今はポップ化が進んでいて、教科書も早わかりで面白がらせようとしている。しかし、古典と言われるものは、何度読んでもある種の謎(なぞ)が残るし、その意味で面白い。それは文学も芸術も同じです。世界は簡単に説明し切れるようなものではなく、謎に満ちている、従って面白い。そのことを教えてくれる作品が重要なんです。そういう難解な作品は、ほっといたら触れる機会がないんで、それを無理やり与えるのも教育の役割だと思います。
――浅田さんの専門ですが、経済学に求められるものも変化しているのでは。
◆90年代は新古典派経済学の市場万能主義に傾き過ぎた。すべての人が功利的計算だけで動くというのは極端なイデオロギーだし、完全競争市場というのも虚構です。97年のノーベル経済学賞を受けた金融工学のパイオニアたち(ロバート・マートン、マイロン・ショールズ)は、株価を物理現象であるかのように解析する。ところが、彼らが経営にかかわるLTCMというヘッジファンドがその後、破たんしたというのは、皮肉な話です。

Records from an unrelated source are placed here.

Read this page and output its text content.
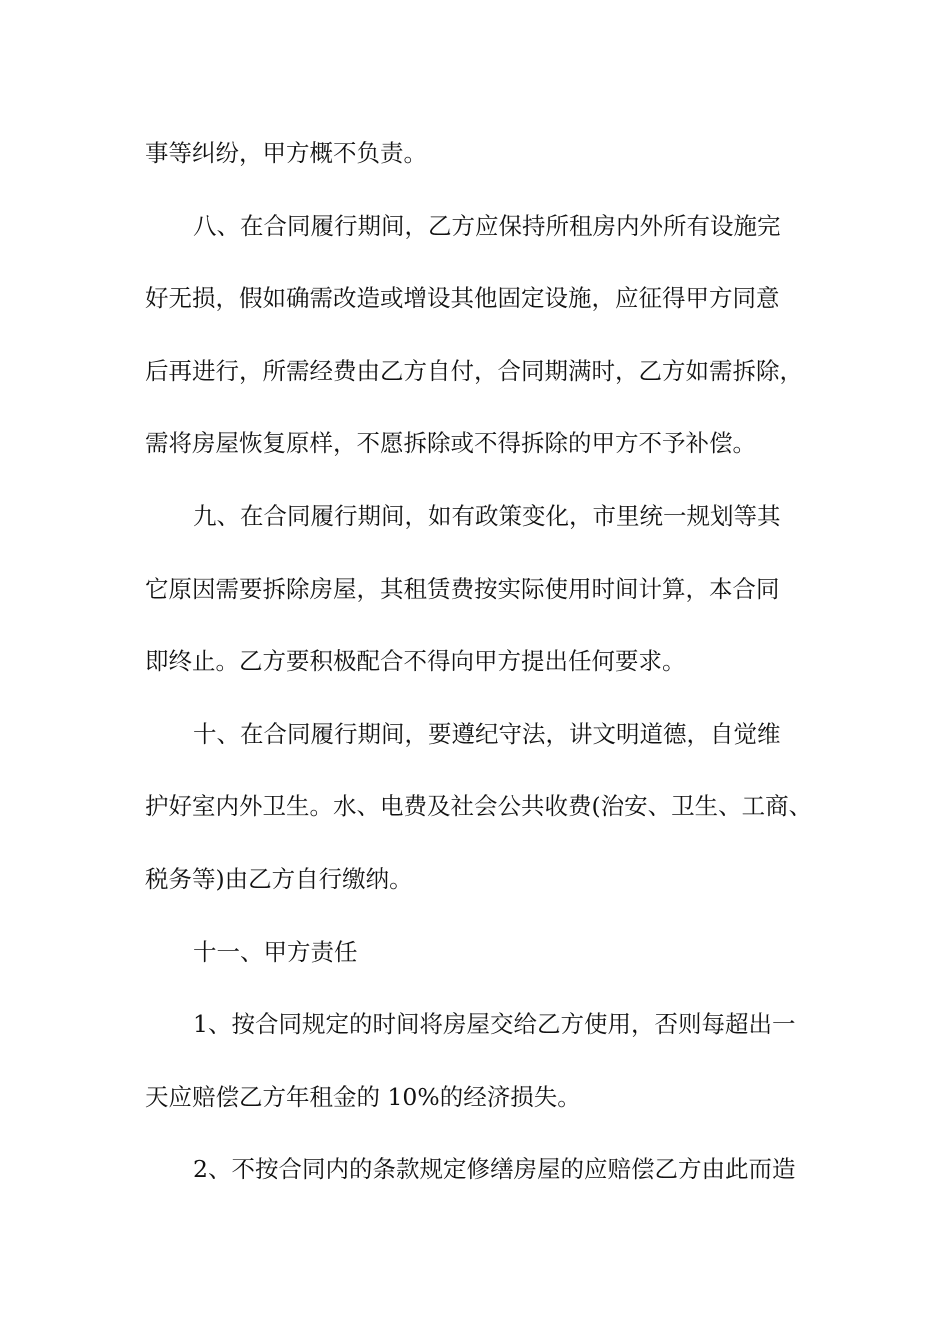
事等纠纷，甲方概不负责。
八、在合同履行期间，乙方应保持所租房内外所有设施完
好无损，假如确需改造或增设其他固定设施，应征得甲方同意
后再进行，所需经费由乙方自付，合同期满时，乙方如需拆除，
需将房屋恢复原样，不愿拆除或不得拆除的甲方不予补偿。
九、在合同履行期间，如有政策变化，市里统一规划等其
它原因需要拆除房屋，其租赁费按实际使用时间计算，本合同
即终止。乙方要积极配合不得向甲方提出任何要求。
十、在合同履行期间，要遵纪守法，讲文明道德，自觉维
护好室内外卫生。水、电费及社会公共收费(治安、卫生、工商、
税务等)由乙方自行缴纳。
十一、甲方责任
1、按合同规定的时间将房屋交给乙方使用，否则每超出一
天应赔偿乙方年租金的 10%的经济损失。
2、不按合同内的条款规定修缮房屋的应赔偿乙方由此而造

その反省もあって、翌年はインド出身のアマーティア・センが受賞した。彼は数理経済学者だけれど、実はインドの伝統思想にも通じている。そして、市場では解決できないグローバルな不平等や貧困の問題を、理論的かつ具体的に考えている。今求められているのは、そうした方向でしょう。

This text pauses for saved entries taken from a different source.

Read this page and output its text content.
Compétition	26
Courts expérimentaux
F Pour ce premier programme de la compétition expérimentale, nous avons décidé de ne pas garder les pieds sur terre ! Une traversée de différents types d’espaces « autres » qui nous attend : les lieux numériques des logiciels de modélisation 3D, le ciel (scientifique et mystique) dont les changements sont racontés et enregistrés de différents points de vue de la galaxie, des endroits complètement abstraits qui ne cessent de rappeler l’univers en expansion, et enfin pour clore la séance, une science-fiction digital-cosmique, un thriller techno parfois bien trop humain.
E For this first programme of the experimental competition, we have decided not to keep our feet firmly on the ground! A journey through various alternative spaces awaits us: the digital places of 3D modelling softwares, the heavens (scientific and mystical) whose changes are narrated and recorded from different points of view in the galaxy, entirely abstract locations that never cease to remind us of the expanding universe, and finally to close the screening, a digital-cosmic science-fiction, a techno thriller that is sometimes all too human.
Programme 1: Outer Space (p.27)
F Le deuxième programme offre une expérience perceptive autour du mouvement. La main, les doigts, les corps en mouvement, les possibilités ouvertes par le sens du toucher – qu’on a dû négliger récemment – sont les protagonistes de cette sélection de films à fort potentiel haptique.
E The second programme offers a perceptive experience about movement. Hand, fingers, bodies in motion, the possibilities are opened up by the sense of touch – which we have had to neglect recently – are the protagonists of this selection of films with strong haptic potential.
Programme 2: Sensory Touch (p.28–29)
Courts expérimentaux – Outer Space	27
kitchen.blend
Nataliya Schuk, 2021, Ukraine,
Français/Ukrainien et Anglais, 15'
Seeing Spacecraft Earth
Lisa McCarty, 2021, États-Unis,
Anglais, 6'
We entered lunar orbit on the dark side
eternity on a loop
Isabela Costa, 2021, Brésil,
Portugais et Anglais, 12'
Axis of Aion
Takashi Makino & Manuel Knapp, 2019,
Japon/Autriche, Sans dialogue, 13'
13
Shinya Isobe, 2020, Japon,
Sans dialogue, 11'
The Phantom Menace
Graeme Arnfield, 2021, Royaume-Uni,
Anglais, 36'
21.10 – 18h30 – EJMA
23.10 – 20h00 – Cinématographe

そのためには歴史や哲学の教養も必要になってくる。自然科学でも同様です。臓器移植やクローンが可能になった現在、昔は哲学の問題だった「生命とは何か」「アイデンティティーとは何か」ということが、現実に判断を迫られるような問題になっていますから。そういう意味でも、新しい教養が必要なんです。
――最後に大学「再生」の可能性について。
◆政治家ですら女性が増えているのに、大学はいまだに男性優位です。しかし、優秀な女性研究者も増えてきている。外国人もどんどん増やすべきでしょう。
日本の大学だから日本語を使わなければいけない理由はない。あるいは、10代の教師と70代の学生なんていう組み合わせがあってもいいでしょう。性別、民族、年齢の壁をこえて、多様なコミュニケーションの場になることが、大学には必要です。新しい教養というのも、そのような中からこそ生まれてくるでしょう。
◇浅田 彰(あさだ あきら)
1957年、神戸市生まれ。
京都大学経済学部経済学科卒、同大学院経済学研究科博士課程中退。経済学、社会思想史専攻。
京都大人文科学研究所助手を経て現職。人文科学研究所助手時代の83年、ドゥルーズやガタリらのポスト構造主義を再構成した「構造と力」がベストセラーとなり、ニューアカデミズムの旗手に。その後、思想誌「GS」「批評空間」責任編集など、さまざまなメディアで活動。著書はほかに「逃走論」「映画の世紀末」「20世紀文化の臨界」など。